City Police Chief MT Berry defended Driskill and Dyer, who have both been police officers for about four years.
“Our investigation into the use of force is ongoing,” he said. “But the techniques I saw were those that our officers are taught at the academy. I did not observe strikes to areas of the body that are prohibited, such as the face or head.”
Pete was later arrested on numerous charges, including assault and battery of a police officer, destroying evidence and resisting arrest.
“I know there have been some associations made in the media between here and [the video-taped beating in] Inglewood,” Berry said.
“There are some big differences. Big differences. In California, the subject is handcuffed when the incident occurs.

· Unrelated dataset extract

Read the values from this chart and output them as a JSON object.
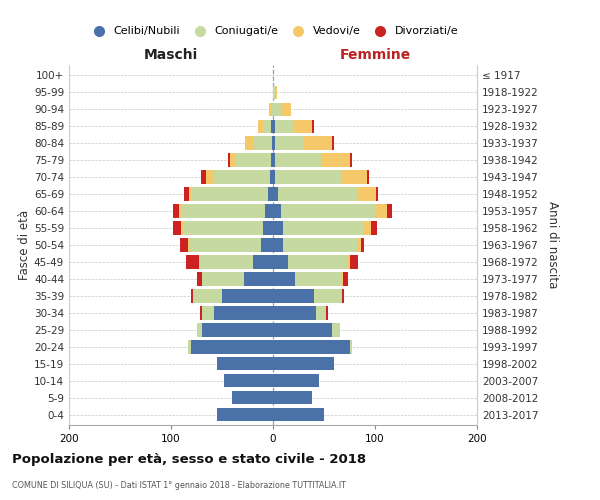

In our case, once the individual is handcuffed, the force stops.”
Meanwhile, the black 16-year-old who was slammed onto a car and punched by a white policeman on Saturday is suing the city of Inglewood, four of its officers, Los Angeles County and three sheriff’s deputies.
The federal lawsuit filed by Donovan Jackson seeks unspecified damages and alleges misconduct and violations of constitutional rights.
“We believe this is a seven-figure case,” said his lawyer John Sweeney.
The Inglewood Police Department and the Los Angeles County Sheriff’s Department said they had no comment.
Police and sheriff’s officials had said the teenager lunged at deputies and was combative, while the boy’s father, the driver of the car that was stopped, said his son co-operated.
The family’s lawyer, Joe Hopkins, said the teenager is developmentally disabled with no arrest record.
The teenager was booked for investigation of assault on an officer; his father was cited for driving with a suspended licence.